Security researchers discovered a new ransomware strain they named Mimic that leverages the APIs of the ‘Everything’ file search tool for Windows to look for files targeted for encryption.
Discovered in June 2022 by researchers at cybersecurity company Trend Micro, the malware appears to target mainly English and Russian-speaking users.
Some of the code in Mimic shares similarities with Conti ransomware, the source of which was leaked in March 2022 by a Ukrainian researcher.
Mimic ransomware attacks begin with the victim receiving an executable, presumably via email, which extracts four files on the target system, including the main payload, ancillary files, and tools to disable Windows Defender.
Mimic is a versatile ransomware strain that supports command line arguments to narrow file targeting, while it can also make use of multiple processor threads to speed up the data encryption process.
The new ransomware family features several capabilities seen in modern strains, such as:
- Collecting system information
- Creating persistence via the RUN key
- Bypassing User Account Control (UAC)
- Disabling Windows Defender
- Disabling Windows telemetry
- Activating anti-shutdown measures
- Activating anti-kill measures
- Unmounting Virtual Drives
- Terminating processes and services
- Disabling sleep mode and shutdown of the system
- Removing indicators
- Inhibiting System Recovery
Killing processes and services aim to disable protection measures and free up important data like database files, making them available for encryption.
“Everything” is the name of a popular filename search engine for Windows developed by Voidtools.
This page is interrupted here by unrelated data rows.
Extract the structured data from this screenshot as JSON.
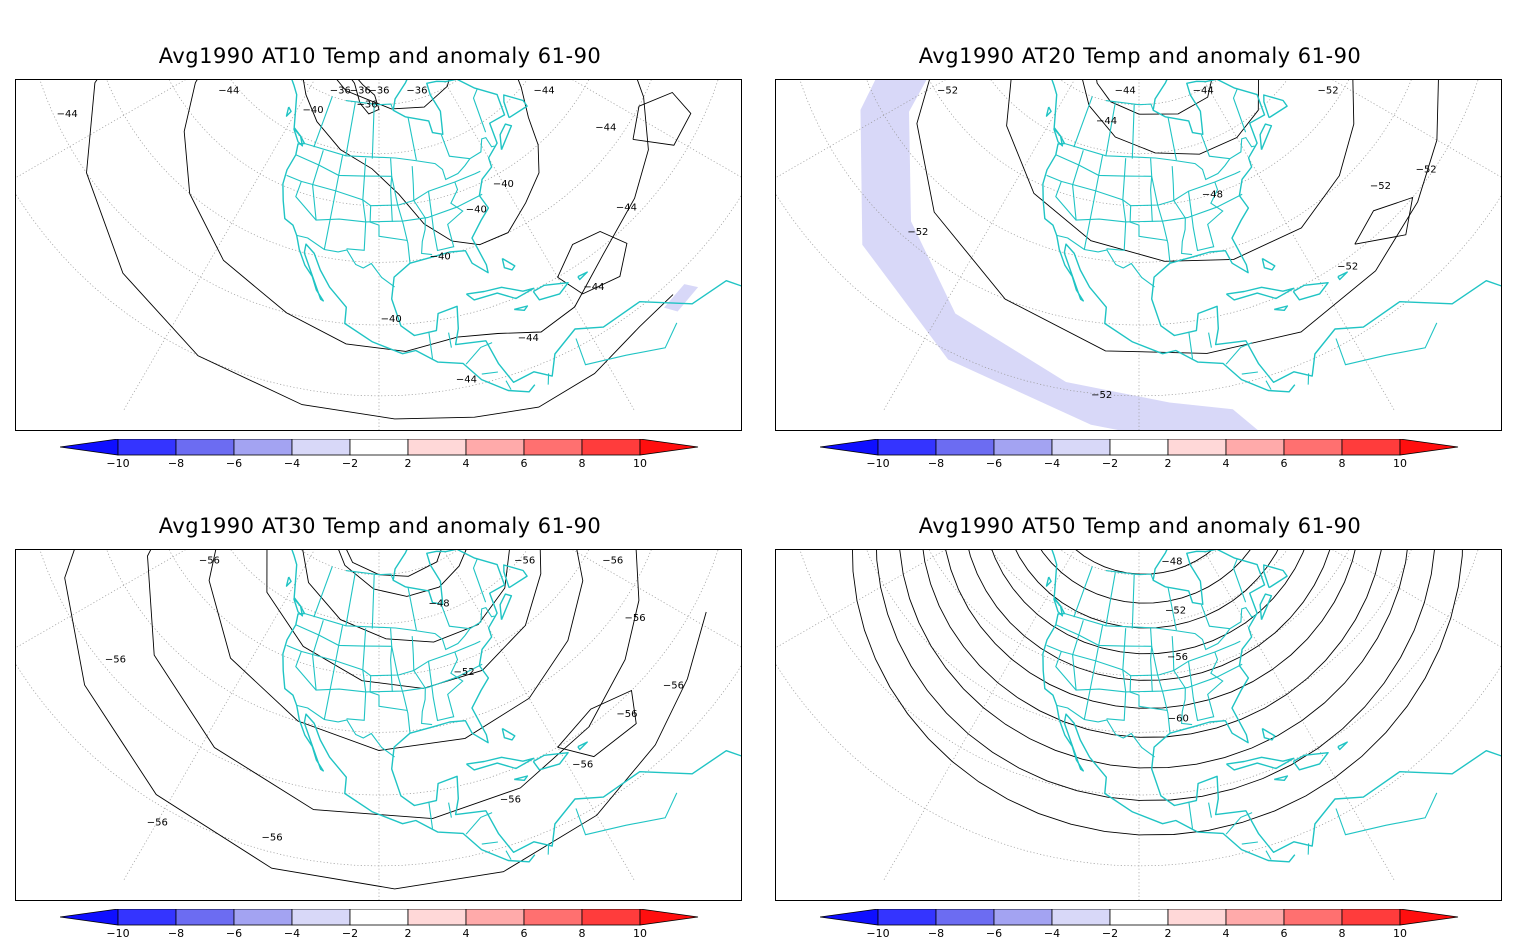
{
  "figure": {
    "panels": [
      {
        "id": "at10",
        "title": "Avg1990 AT10 Temp and anomaly 61-90",
        "contour_labels": [
          {
            "label": "-36",
            "lon": -112,
            "lat": 70
          },
          {
            "label": "-36",
            "lon": -100,
            "lat": 73
          },
          {
            "label": "-36",
            "lon": -72,
            "lat": 72
          },
          {
            "label": "-36",
            "lon": -120,
            "lat": 65
          },
          {
            "label": "-36",
            "lon": -105,
            "lat": 60
          },
          {
            "label": "-40",
            "lon": -125,
            "lat": 56
          },
          {
            "label": "-40",
            "lon": -70,
            "lat": 38
          },
          {
            "label": "-40",
            "lon": -78,
            "lat": 36
          },
          {
            "label": "-40",
            "lon": -88,
            "lat": 30
          },
          {
            "label": "-40",
            "lon": -98,
            "lat": 21
          },
          {
            "label": "-44",
            "lon": -165,
            "lat": 54
          },
          {
            "label": "-44",
            "lon": -165,
            "lat": 22
          },
          {
            "label": "-44",
            "lon": -30,
            "lat": 52
          },
          {
            "label": "-44",
            "lon": -45,
            "lat": 33
          },
          {
            "label": "-44",
            "lon": -54,
            "lat": 22
          },
          {
            "label": "-44",
            "lon": -66,
            "lat": 16
          },
          {
            "label": "-44",
            "lon": -78,
            "lat": 14
          },
          {
            "label": "-44",
            "lon": -88,
            "lat": 11
          }
        ]
      },
      {
        "id": "at20",
        "title": "Avg1990 AT20 Temp and anomaly 61-90",
        "contour_labels": [
          {
            "label": "-44",
            "lon": -108,
            "lat": 68
          },
          {
            "label": "-44",
            "lon": -72,
            "lat": 60
          },
          {
            "label": "-44",
            "lon": -112,
            "lat": 56
          },
          {
            "label": "-48",
            "lon": -82,
            "lat": 40
          },
          {
            "label": "-52",
            "lon": -165,
            "lat": 45
          },
          {
            "label": "-52",
            "lon": -140,
            "lat": 22
          },
          {
            "label": "-52",
            "lon": -105,
            "lat": 10
          },
          {
            "label": "-52",
            "lon": -25,
            "lat": 48
          },
          {
            "label": "-52",
            "lon": -52,
            "lat": 25
          },
          {
            "label": "-52",
            "lon": -65,
            "lat": 19
          },
          {
            "label": "-52",
            "lon": -45,
            "lat": 21
          }
        ]
      },
      {
        "id": "at30",
        "title": "Avg1990 AT30 Temp and anomaly 61-90",
        "contour_labels": [
          {
            "label": "-48",
            "lon": -80,
            "lat": 52
          },
          {
            "label": "-52",
            "lon": -80,
            "lat": 38
          },
          {
            "label": "-56",
            "lon": -175,
            "lat": 52
          },
          {
            "label": "-56",
            "lon": -150,
            "lat": 22
          },
          {
            "label": "-56",
            "lon": -115,
            "lat": 12
          },
          {
            "label": "-56",
            "lon": -130,
            "lat": 8
          },
          {
            "label": "-56",
            "lon": -35,
            "lat": 55
          },
          {
            "label": "-56",
            "lon": -30,
            "lat": 38
          },
          {
            "label": "-56",
            "lon": -45,
            "lat": 27
          },
          {
            "label": "-56",
            "lon": -58,
            "lat": 18
          },
          {
            "label": "-56",
            "lon": -68,
            "lat": 16
          },
          {
            "label": "-56",
            "lon": -80,
            "lat": 16
          },
          {
            "label": "-56",
            "lon": -50,
            "lat": 16
          }
        ]
      },
      {
        "id": "at50",
        "title": "Avg1990 AT50 Temp and anomaly 61-90",
        "contour_labels": [
          {
            "label": "-48",
            "lon": -85,
            "lat": 62
          },
          {
            "label": "-52",
            "lon": -88,
            "lat": 52
          },
          {
            "label": "-56",
            "lon": -90,
            "lat": 43
          },
          {
            "label": "-60",
            "lon": -92,
            "lat": 32
          }
        ]
      }
    ],
    "colorbar": {
      "tick_labels": [
        "-10",
        "-8",
        "-6",
        "-4",
        "-2",
        "2",
        "4",
        "6",
        "8",
        "10"
      ],
      "colors": [
        "#0f0fff",
        "#3434ff",
        "#6c6cf2",
        "#a3a3f2",
        "#d8d8f8",
        "#ffffff",
        "#ffd8d8",
        "#ffaaaa",
        "#ff7070",
        "#ff3c3c",
        "#ff0f0f"
      ]
    },
    "coastline_color": "#20c4c4",
    "contour_color": "#000000",
    "grid_color": "#999999"
  }
}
The utility is light and quick, uses minimal system resources, and has support for real-time updates.
Mimic ransomware uses Everything’s search capabilities in the form of the ‘Everything32.dll’ dropped during the infection stage to query for specific file names and extensions oin the compromised system.
Everything helps Mimic locate files that are valid for encryption while avoiding system files that would render the system unbootable if locked.
Files encrypted by Mimic get the “.QUIETPLACE” extension. A ransom note is also dropped, informing of the attacker’s demands and how the data can be recovered after by paying a ransom in Bitcoin.
Mimic is a new strain with unproven activity as of yet, but using of the Conti builder and the Everything API proves its authors are competent software developers who have a clear understanding of how they can achieve their goals.